Despite the generally placid tone Wednesday, the hearing exposed some of the party-line fissures that have animated the property tax reform effort so far. Mayors were questioned by GOP lawmakers about why having an election trigger would force them to cut their budgets. Municipal leaders said population growth and unfunded mandates were tying their hands. And many homeowners, who supported a trigger at 2.5 percent, spoke of their difficulty paying rising tax bills on top of other expenses.
Near 11 p.m., the Speaker of the House, Dennis Bonnen, R-Angleton, walked through the hearing room to greet lawmakers and watch the proceedings.
In 2017, property tax proposals left the House and Senate at an impasse during both the regular and special sessions. The lower chamber proposed that an election be triggered at 6 percent revenue growth, while the upper chamber pushed for 4 percent.
In a move Bettencourt has jokingly called a “compromise,” Gov. Greg Abbott pitched a 2.5 percent rate in advance of the 2019 session. A poll from Quinnipiac University, released this week, found voters largely supported the idea of requiring local governments to get voter approval before “increasing property taxes” more than 2.5 percent.
Still, lawmakers’ public support for the 2.5 percent threshold has appeared to wane. Republicans have cast the figure as a starting point. Prominent Democrats on the committee — state Reps. Trey Martinez Fischer, D-San Antonio, and Rep. Eddie Rodriguez, D-Austin — have said the figure is a non-starter.
“For the number now to shift downward by a point and a half to 2.5,” Martinez Fischer said, “my natural reaction and response to that is, ‘Well, my 6 becomes 7.5.’”
And a major component of the reform package has yet to be unveiled. The bulk of property taxes statewide are levied by school districts, with state dollars flowing in after local revenue has been accounted for. The property tax reform proposal has inserted placeholder language for schools, as lawmakers’ wait on sprawling public education bills to be filed.

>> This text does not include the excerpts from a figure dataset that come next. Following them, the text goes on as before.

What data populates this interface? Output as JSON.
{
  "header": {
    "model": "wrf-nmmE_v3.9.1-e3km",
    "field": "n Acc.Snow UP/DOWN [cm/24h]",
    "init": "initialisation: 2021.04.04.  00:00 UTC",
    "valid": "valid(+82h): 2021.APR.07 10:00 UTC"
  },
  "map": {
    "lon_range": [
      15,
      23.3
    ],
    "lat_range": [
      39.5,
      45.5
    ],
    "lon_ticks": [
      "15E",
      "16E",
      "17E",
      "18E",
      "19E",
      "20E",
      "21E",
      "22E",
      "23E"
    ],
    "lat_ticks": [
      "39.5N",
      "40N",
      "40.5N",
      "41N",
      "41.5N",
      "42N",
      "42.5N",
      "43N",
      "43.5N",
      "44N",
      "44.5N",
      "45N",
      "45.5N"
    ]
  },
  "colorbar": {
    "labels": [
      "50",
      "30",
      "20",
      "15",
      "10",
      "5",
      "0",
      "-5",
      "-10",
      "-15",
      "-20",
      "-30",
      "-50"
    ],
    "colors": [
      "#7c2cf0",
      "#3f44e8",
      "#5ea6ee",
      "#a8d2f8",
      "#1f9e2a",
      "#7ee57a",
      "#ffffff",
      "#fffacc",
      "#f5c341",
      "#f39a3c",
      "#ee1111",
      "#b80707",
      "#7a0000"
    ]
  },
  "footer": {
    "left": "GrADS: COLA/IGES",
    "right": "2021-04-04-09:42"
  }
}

Martinez Fischer, who sits on the Ways and Means Committee, said of the lower chamber's approach: “we don't care about getting it done first; we care about getting it done right.”
“Everybody seems to want to live this policy through the lens of 2017,” he said. “I take the mayors at their word that they're going to work hard, they're going to come up with a collective solution. I take the chairman at his word that he wants our input and is hoping to make this bill better.”